MR-RLVR: Unlocking Deeper Math Reasoning in LLMs with Process-Aware Self-Supervision

By Zhen Wang, Zhifeng Gao, Guolin Ke


Published on November 24, 2025| Vol. 1, Issue No. 1

Summary

This paper introduces MR-RLVR (Masked-and-Reordered RLVR), a novel approach to enhance large language models' (LLMs) mathematical reasoning, particularly in complex domains like theorem proving where intermediate steps are crucial but direct verification of final answers for Reinforcement Learning from Verifiable Rewards (RLVR) is difficult. Inspired by BERT, MR-RLVR utilizes process-level self-supervised rewards through "masked-then-fill" and "step reordering" tasks to extract learnable signals from intermediate reasoning.
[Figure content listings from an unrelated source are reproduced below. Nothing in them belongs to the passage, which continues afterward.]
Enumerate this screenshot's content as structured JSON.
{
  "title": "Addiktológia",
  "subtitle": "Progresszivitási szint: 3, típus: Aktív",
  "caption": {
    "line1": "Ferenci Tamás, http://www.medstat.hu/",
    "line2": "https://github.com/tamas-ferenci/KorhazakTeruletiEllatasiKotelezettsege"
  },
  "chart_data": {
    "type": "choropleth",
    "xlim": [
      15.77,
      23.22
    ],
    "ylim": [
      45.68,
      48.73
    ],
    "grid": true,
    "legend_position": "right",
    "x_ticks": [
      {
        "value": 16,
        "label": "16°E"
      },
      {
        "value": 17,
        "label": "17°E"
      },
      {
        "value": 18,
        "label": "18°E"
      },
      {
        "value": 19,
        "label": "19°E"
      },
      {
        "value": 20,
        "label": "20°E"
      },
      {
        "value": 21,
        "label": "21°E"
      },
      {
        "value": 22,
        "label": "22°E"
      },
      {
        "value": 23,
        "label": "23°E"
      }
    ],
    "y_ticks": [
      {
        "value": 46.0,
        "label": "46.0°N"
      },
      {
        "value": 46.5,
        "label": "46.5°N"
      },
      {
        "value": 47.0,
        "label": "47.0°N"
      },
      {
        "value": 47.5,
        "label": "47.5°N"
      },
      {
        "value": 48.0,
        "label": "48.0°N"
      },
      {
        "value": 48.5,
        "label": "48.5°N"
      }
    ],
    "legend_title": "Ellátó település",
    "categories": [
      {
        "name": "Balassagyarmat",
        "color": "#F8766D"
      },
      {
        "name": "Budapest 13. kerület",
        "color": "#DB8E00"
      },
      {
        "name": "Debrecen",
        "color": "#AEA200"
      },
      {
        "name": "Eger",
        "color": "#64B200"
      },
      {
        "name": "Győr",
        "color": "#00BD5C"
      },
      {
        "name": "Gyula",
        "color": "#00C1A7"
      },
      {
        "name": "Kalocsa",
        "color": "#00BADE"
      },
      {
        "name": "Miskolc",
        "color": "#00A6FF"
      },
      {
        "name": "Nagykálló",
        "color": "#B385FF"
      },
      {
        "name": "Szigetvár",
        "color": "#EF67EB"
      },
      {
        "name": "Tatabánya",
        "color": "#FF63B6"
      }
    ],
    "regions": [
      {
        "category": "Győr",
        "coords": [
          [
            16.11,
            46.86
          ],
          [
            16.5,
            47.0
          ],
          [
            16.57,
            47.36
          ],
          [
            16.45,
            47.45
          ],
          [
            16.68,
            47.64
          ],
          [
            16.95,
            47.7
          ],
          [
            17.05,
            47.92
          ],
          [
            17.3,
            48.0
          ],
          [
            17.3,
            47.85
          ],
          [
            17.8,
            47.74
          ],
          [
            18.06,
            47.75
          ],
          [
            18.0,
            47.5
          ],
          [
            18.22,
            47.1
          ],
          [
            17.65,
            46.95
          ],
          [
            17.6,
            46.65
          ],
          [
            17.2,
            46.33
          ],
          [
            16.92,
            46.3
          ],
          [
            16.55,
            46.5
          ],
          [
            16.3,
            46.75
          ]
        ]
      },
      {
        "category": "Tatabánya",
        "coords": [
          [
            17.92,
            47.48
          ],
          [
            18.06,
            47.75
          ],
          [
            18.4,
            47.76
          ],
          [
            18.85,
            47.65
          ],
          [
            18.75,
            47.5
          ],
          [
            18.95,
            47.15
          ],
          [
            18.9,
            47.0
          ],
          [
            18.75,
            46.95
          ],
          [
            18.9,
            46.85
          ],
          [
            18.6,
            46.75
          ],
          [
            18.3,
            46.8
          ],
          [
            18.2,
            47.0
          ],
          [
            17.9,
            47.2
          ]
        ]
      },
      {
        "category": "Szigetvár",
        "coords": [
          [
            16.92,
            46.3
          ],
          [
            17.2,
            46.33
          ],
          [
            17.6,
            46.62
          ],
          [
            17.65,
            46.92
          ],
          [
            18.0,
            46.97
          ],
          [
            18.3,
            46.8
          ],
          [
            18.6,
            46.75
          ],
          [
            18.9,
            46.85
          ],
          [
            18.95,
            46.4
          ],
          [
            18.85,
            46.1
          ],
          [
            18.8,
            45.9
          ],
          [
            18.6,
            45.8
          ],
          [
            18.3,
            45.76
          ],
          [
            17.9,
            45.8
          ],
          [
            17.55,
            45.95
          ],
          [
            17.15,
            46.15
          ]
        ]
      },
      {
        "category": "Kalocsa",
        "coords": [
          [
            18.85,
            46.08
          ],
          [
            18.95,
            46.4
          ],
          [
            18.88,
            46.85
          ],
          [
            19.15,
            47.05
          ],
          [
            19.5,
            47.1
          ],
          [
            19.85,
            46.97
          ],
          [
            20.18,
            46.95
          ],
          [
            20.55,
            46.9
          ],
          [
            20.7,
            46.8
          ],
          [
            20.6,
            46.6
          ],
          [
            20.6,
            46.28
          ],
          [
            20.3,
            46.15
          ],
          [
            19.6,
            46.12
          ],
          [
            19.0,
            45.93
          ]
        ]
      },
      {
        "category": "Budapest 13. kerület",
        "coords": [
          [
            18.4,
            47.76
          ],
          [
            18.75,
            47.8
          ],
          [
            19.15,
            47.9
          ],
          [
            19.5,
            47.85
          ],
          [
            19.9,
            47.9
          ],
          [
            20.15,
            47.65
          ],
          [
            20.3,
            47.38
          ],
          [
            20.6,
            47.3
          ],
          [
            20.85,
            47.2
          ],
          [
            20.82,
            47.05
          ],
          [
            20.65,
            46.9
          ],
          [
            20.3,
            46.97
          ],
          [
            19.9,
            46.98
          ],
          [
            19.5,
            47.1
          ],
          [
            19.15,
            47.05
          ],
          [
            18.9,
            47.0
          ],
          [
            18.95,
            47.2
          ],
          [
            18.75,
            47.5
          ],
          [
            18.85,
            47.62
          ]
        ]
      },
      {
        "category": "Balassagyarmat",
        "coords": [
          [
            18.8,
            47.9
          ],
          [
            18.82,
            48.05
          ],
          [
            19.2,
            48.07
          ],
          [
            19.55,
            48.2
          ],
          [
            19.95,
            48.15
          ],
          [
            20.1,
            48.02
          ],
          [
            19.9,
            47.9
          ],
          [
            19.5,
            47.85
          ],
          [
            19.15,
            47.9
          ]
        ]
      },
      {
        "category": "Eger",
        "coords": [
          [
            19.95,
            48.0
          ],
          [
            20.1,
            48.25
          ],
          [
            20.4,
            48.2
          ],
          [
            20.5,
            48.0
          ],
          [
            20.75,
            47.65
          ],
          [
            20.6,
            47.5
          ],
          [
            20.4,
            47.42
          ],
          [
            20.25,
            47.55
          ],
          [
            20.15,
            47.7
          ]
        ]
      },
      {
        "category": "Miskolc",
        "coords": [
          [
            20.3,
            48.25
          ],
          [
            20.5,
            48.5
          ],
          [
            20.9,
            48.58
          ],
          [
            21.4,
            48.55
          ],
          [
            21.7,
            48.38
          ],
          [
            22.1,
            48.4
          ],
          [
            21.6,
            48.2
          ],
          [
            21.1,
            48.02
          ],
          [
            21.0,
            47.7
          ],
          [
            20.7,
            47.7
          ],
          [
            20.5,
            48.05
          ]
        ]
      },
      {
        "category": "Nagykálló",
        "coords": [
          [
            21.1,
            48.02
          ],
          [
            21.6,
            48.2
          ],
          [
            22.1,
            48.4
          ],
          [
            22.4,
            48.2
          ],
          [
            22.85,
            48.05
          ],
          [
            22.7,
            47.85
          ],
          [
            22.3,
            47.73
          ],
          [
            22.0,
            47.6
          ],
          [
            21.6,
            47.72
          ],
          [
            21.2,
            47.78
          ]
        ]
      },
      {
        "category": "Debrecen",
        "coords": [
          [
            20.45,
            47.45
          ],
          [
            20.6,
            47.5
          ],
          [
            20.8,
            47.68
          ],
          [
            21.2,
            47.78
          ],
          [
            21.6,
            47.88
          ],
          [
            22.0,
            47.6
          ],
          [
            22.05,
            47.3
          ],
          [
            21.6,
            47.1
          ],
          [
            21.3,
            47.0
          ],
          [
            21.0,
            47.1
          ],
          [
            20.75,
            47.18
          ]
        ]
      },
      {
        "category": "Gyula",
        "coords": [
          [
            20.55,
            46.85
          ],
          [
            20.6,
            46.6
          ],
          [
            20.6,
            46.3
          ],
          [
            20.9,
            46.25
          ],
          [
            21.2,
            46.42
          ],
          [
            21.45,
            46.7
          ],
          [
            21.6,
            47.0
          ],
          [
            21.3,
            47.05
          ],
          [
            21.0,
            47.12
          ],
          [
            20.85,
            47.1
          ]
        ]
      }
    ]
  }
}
This two-stage training pipeline, which first conducts self-supervised training on mathematical data and then RLVR fine-tuning on outcome-verifiable datasets, achieved significant performance gains, with up to +9.86% relative Pass@1 improvement over original RLVR on smaller models like Qwen2.5-3B and DeepSeek-R1-Distill-Qwen-1.5B across various mathematical benchmarks.

Why It Matters

This research represents a crucial step in overcoming a long-standing limitation of LLMs: achieving robust, generalizable mathematical and logical reasoning that goes beyond rote memorization. By focusing on learning from the process of reasoning rather than just the final outcome, MR-RLVR provides a blueprint for models to develop true "chain-of-thought" capabilities, making them more reliable and less prone to superficial pattern matching. For AI professionals, this is significant because it suggests that substantial advancements in reasoning can be achieved through innovative training paradigms, not solely by endlessly scaling model parameters. This opens doors for smaller, more efficient LLMs to tackle complex problems, democratizing access to powerful AI and enabling deployments in resource-constrained environments. Furthermore, the methodology of extracting self-supervised signals from intermediate steps has far-reaching implications beyond mathematics. It could be applied to enhance reasoning in other domains requiring sequential logic, such as complex code generation, scientific discovery, or even medical diagnostics, where understanding the 'how' is as critical as the 'what'. This hybrid learning approach, blending the strengths of self-supervision for foundational process understanding with reinforcement learning for goal-oriented optimization, offers a powerful path forward for developing more intelligent, transparent, and versatile AI systems.